Ammar Armghan; Jaganathan Logeshwaran; S Raja; Khaled Aliqab; Meshari Alsharari; Shobhit K Patel

doi:10.1016/j.heliyon.2024.e26371

Performance optimization of energy-efficient solar absorbers for thermal energy harvesting in modern industrial environments using a solar deep learning model

Heliyon. 2024 Feb 15;10(4):e26371. doi: 10.1016/j.heliyon.2024.e26371. eCollection 2024 Feb 29.

Authors

Ammar Armghan¹, Jaganathan Logeshwaran², S Raja³, Khaled Aliqab¹, Meshari Alsharari¹, Shobhit K Patel⁴

Affiliations

¹ Department of Electrical Engineering, College of Engineering, Jouf University, Sakaka, 72388, Saudi Arabia.
² Department of Electronics and Communication Engineering, Sri Eshwar College of Engineering, Coimbatore, 641202, India.
³ Research and Development, Mr.R Business Corporation, Karur, 639004, Tamil Nadu, India.
⁴ Department of Computer Engineering, Marwadi University, Rajkot, Gujarat, 360003, India.

Abstract

Thermal energy harvesting has seen a rise in popularity in recent years due to its potential to generate renewable energy from the sun.
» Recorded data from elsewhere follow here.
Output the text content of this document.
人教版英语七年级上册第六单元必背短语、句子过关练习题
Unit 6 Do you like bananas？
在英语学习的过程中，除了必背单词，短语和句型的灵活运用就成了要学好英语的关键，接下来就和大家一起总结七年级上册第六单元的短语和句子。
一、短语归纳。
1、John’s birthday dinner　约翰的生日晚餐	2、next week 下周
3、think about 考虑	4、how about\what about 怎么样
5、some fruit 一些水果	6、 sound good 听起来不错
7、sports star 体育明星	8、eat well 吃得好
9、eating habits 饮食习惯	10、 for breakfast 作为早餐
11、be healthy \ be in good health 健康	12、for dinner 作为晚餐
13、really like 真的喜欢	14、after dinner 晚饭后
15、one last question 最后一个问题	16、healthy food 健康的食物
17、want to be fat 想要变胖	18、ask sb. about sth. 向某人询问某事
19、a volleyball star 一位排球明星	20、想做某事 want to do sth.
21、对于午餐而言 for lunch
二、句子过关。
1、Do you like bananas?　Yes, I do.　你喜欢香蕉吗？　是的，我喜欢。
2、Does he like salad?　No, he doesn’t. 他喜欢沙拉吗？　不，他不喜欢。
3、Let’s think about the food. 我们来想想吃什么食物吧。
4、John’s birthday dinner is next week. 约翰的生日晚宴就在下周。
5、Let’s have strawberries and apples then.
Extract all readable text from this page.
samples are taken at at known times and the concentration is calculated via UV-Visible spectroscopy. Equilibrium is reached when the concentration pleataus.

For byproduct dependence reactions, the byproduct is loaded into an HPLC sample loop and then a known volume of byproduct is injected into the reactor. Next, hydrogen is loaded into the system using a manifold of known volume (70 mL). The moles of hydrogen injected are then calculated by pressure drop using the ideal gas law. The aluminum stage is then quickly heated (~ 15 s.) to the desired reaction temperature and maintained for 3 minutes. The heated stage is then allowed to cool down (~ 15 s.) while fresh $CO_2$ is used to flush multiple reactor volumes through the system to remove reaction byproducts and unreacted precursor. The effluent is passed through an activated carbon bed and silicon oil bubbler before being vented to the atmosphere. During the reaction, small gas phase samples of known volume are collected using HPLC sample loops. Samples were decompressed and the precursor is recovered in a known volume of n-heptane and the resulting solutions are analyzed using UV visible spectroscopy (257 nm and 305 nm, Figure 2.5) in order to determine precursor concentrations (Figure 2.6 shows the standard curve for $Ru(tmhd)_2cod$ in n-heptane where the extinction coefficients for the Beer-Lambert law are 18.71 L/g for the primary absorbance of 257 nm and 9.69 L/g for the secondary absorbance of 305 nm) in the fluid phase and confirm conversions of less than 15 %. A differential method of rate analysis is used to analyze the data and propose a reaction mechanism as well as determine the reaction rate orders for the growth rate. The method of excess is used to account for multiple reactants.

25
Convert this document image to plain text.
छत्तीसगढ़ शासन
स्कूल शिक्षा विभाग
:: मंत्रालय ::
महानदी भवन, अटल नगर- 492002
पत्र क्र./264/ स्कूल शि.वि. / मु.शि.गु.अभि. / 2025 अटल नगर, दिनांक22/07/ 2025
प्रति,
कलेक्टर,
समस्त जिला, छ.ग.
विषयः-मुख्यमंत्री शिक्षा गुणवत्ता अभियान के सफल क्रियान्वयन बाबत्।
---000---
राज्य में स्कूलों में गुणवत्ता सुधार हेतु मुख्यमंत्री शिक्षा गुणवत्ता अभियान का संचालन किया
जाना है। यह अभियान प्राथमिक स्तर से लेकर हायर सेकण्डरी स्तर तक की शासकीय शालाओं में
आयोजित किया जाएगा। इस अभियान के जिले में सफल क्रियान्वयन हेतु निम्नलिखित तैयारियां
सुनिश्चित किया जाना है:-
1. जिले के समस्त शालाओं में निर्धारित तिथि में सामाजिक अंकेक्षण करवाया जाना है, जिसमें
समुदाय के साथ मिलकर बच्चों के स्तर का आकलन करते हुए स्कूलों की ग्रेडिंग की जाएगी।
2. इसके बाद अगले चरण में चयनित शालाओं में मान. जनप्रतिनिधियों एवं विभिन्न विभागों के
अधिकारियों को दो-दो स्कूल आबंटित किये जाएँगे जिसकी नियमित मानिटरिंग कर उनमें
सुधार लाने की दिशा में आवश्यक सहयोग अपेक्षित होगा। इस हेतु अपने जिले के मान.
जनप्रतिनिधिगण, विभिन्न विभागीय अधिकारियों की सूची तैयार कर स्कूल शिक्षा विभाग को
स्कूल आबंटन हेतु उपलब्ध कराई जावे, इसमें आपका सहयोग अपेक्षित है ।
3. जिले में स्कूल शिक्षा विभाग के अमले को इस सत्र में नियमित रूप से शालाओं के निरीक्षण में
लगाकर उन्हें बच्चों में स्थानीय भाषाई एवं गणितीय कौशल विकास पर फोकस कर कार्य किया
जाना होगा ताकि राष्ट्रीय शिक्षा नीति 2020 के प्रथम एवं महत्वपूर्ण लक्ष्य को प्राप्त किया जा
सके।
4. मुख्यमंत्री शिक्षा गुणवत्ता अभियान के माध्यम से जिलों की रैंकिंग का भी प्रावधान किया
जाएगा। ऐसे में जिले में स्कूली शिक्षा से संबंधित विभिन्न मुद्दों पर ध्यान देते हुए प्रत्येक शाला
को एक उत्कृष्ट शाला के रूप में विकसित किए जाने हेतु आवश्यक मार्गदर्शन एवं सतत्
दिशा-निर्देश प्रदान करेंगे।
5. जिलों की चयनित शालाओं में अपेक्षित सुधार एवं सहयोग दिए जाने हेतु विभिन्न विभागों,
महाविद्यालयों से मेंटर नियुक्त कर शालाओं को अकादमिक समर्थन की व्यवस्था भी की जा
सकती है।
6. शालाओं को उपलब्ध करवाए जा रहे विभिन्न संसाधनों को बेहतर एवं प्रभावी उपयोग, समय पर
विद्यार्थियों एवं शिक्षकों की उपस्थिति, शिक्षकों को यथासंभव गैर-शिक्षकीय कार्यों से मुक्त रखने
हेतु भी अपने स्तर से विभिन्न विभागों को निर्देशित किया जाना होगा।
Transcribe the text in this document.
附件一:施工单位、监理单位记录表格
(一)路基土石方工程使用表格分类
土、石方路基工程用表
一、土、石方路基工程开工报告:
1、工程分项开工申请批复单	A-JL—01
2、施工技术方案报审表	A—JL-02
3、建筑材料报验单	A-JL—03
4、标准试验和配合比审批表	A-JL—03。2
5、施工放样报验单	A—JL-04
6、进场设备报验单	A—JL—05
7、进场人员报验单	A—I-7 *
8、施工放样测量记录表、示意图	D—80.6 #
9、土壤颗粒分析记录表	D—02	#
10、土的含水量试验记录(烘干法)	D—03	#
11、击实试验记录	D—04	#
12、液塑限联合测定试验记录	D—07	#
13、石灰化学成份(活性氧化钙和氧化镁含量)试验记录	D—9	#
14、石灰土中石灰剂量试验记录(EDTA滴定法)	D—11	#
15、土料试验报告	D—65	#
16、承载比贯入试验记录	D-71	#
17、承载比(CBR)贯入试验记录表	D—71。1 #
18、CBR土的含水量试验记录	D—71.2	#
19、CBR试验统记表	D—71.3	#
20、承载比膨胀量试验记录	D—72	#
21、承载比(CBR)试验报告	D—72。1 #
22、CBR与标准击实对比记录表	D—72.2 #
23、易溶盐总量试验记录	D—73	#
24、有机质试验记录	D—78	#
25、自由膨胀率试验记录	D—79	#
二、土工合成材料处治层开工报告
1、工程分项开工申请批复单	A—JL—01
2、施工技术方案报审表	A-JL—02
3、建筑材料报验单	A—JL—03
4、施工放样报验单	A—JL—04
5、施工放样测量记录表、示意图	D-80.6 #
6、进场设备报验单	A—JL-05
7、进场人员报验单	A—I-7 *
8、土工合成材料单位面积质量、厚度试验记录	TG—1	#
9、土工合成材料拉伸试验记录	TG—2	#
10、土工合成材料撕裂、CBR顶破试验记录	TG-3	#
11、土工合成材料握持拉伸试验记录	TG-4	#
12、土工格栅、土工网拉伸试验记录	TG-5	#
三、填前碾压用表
One of the key components of this process is the solar absorber, which is responsible for converting solar radiation into thermal energy. In this paper, a smart performance optimization of energy efficient solar absorber for thermal energy harvesting is proposed for modern industrial environments using solar deep learning model. In this model, data is collected from multiple sensors over time that measure various environmental factors such as temperature, humidity, wind speed, atmospheric pressure, and solar radiation. This data is then used to train a machine learning algorithm to make predictions on how much thermal energy can be harvested from a particular panel or system. In a computational range, the proposed solar deep learning model (SDLM) reached 83.22 % of testing and 91.72 % of training results of false positive absorption rate, 69.88 % of testing and 81.48 % of training results of false absorption discovery rate, 81.40 % of testing and 72.08 % of training results of false absorption omission rate, 75.04 % of testing and 73.19 % of training results of absorbance prevalence threshold, and 90.81 % of testing and 78.09 % of training results of critical success index. The model also incorporates components such as insulation and orientation to further improve its accuracy in predicting the amount of thermal energy that can be harvested. Solar absorbers are used in industrial environments to absorb the sun's radiation and turn it into thermal energy. This thermal energy can then be used to power things such as heating and cooling systems, air compressors, and even some types of manufacturing operations. By using a solar deep learning model, businesses can accurately predict how much thermal energy can be harvested from a particular solar absorber before making an investment in a system.

Keywords: Deep learning; Energy harvesting; Renewable energy; Solar absorber; Solar radiation; Thermal.